Intel® VTune™ Amplifier XE and Intel® VTune™ Amplifier for Systems Help
Superscalar processors can be conceptually divided into the 'front-end', where instructions are fetched and decoded into the operations that constitute them; and the 'back-end', where the required computation is performed. Each cycle, the front-end generates up to four of these operations placed into pipeline slots that then move through the back-end. Thus, for a given execution duration in clock cycles, it is easy to determine the maximum number of pipeline slots containing useful work that can be retired in that duration. The actual number of retired pipeline slots containing useful work, though, rarely equals this maximum. This can be due to several factors: some pipeline slots cannot be filled with useful work, either because the front-end could not fetch or decode instructions in time ('Front-end bound' execution) or because the back-end was not prepared to accept more operations of a certain kind ('Back-end bound' execution). Moreover, even pipeline slots that do contain useful work may not retire due to bad speculation. Front-end bound execution may be due to a large code working set, poor code layout, or microcode assists. Back-end bound execution may be due to long-latency operations or other contention for execution resources. Bad speculation is most frequently due to branch misprediction.
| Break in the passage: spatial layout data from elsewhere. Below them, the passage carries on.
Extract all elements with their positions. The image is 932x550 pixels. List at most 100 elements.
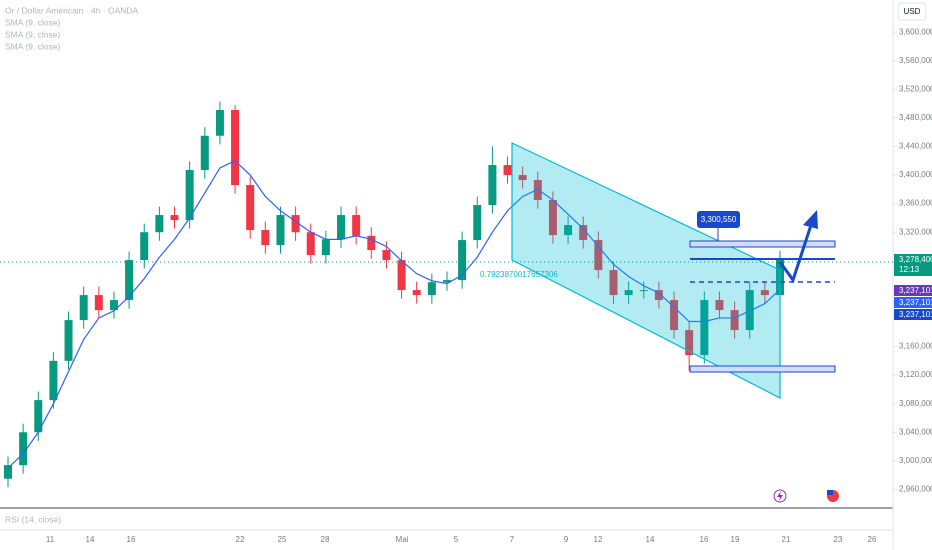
- candle-body: [34, 400, 43, 433]
- resistance-zone: [689, 240, 836, 248]
- symbol-title: Or / Dollar Américain · 4h · OANDA: [5, 5, 139, 15]
- candle-body: [79, 295, 88, 321]
- candle-body: [518, 175, 527, 181]
- last-price-box: [894, 254, 932, 276]
- rsi-label: RSI (14, close): [5, 514, 61, 524]
- candle-body: [64, 320, 73, 361]
- currency[interactable]: USD: [904, 7, 921, 16]
- sma-line: [7, 160, 781, 469]
- event-bolt: [777, 491, 783, 501]
- candle-body: [715, 300, 724, 311]
- candle-body: [367, 235, 376, 251]
- target-label: 3,300,550: [701, 215, 737, 224]
- candle-body: [200, 135, 209, 171]
- candle-body: [382, 250, 391, 261]
- candle-body: [261, 230, 270, 246]
- x-tick-label: 11: [46, 535, 55, 544]
- y-tick-label: 3,320,000: [899, 227, 932, 236]
- candle-body: [291, 215, 300, 233]
- candle-body: [624, 290, 633, 296]
- candle-body: [685, 330, 694, 356]
- candle-body: [609, 270, 618, 296]
- y-tick-label: 3,600,000: [899, 27, 932, 36]
- candle-body: [321, 239, 330, 256]
- x-tick-label: 12: [594, 535, 603, 544]
- y-tick-label: 3,360,000: [899, 199, 932, 208]
- channel: [511, 142, 781, 399]
- x-tick-label: 23: [834, 535, 843, 544]
- candle-body: [170, 215, 179, 221]
- y-tick-label: 3,000,000: [899, 456, 932, 465]
- x-tick-label: 28: [321, 535, 330, 544]
- fib-label: 0.7923870017657306: [480, 270, 558, 279]
- x-tick-label: 19: [731, 535, 740, 544]
- candle-body: [564, 225, 573, 236]
- candle-body: [427, 282, 436, 296]
- candle-body: [246, 185, 255, 231]
- candle-body: [442, 280, 451, 283]
- x-tick-label: 14: [86, 535, 95, 544]
- candle-body: [548, 200, 557, 236]
- level-label: 3,237,101: [899, 286, 932, 295]
- level-label: 3,237,101: [899, 310, 932, 319]
- x-tick-label: 22: [236, 535, 245, 544]
- x-tick-label: 7: [510, 535, 515, 544]
- candle-body: [397, 260, 406, 291]
- indicator-label: SMA (9, close): [5, 17, 60, 27]
- level-box: [894, 309, 932, 320]
- candle-body: [594, 240, 603, 271]
- target-label-box: [697, 211, 740, 228]
- candle-body: [352, 215, 361, 236]
- y-tick-label: 3,160,000: [899, 342, 932, 351]
- candle-body: [503, 165, 512, 176]
- candle-body: [412, 290, 421, 296]
- y-tick-label: 3,120,000: [899, 370, 932, 379]
- x-tick-label: 21: [782, 535, 791, 544]
- candle-body: [458, 240, 467, 281]
- arrow-head: [803, 210, 818, 229]
- candle-body: [760, 290, 769, 296]
- candle-body: [654, 290, 663, 301]
- candle-body: [670, 300, 679, 331]
- candle-body: [579, 225, 588, 241]
- y-tick-label: 3,080,000: [899, 399, 932, 408]
- candle-body: [155, 215, 164, 233]
- candle-body: [215, 110, 224, 136]
- candle-body: [473, 205, 482, 241]
- projection-arrow: [778, 221, 814, 284]
- indicator-label: SMA (9, close): [5, 41, 60, 51]
- y-tick-label: 3,400,000: [899, 170, 932, 179]
- candle-body: [730, 310, 739, 331]
- candle-body: [700, 300, 709, 356]
- currency-button[interactable]: [897, 2, 927, 21]
- candle-body: [276, 215, 285, 246]
- candle-body: [185, 170, 194, 221]
- x-tick-label: 9: [564, 535, 569, 544]
- candle-body: [109, 300, 118, 311]
- x-tick-label: Mai: [396, 535, 409, 544]
- y-tick-label: 3,480,000: [899, 113, 932, 122]
- y-tick-label: 3,520,000: [899, 84, 932, 93]
- y-tick-label: 2,960,000: [899, 485, 932, 494]
- candle-body: [231, 110, 240, 186]
- candle-body: [745, 290, 754, 331]
- indicator-label: SMA (9, close): [5, 29, 60, 39]
- x-tick-label: 16: [700, 535, 709, 544]
- y-tick-label: 3,040,000: [899, 427, 932, 436]
- y-tick-label: 3,560,000: [899, 56, 932, 65]
- support-zone: [689, 365, 836, 373]
- candle-body: [125, 260, 134, 301]
- candle-body: [639, 290, 648, 292]
- candle-body: [306, 232, 315, 256]
- x-tick-label: 26: [868, 535, 877, 544]
- y-tick-label: 3,440,000: [899, 142, 932, 151]
- candle-body: [94, 295, 103, 311]
- level-box: [894, 297, 932, 308]
- last-price: 3,278,400: [899, 255, 932, 264]
- candle-body: [49, 360, 58, 401]
- candle-body: [19, 432, 28, 466]
- candle-body: [488, 165, 497, 206]
- x-tick-label: 5: [454, 535, 459, 544]
- x-tick-label: 25: [278, 535, 287, 544]
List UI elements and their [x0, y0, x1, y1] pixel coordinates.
A high fraction of pipeline slots was utilized by useful work. While the goal is to make this metric value as big as possible, a high Retiring value for non-vectorized code could prompt you to consider code vectorization. Vectorization enables doing more computations without significantly increasing the number of instructions, thus improving the performance. Note that this metric value may be highlighted due to Microcode Sequencer (MS) issue, so the performance can be improved by avoiding using the MS.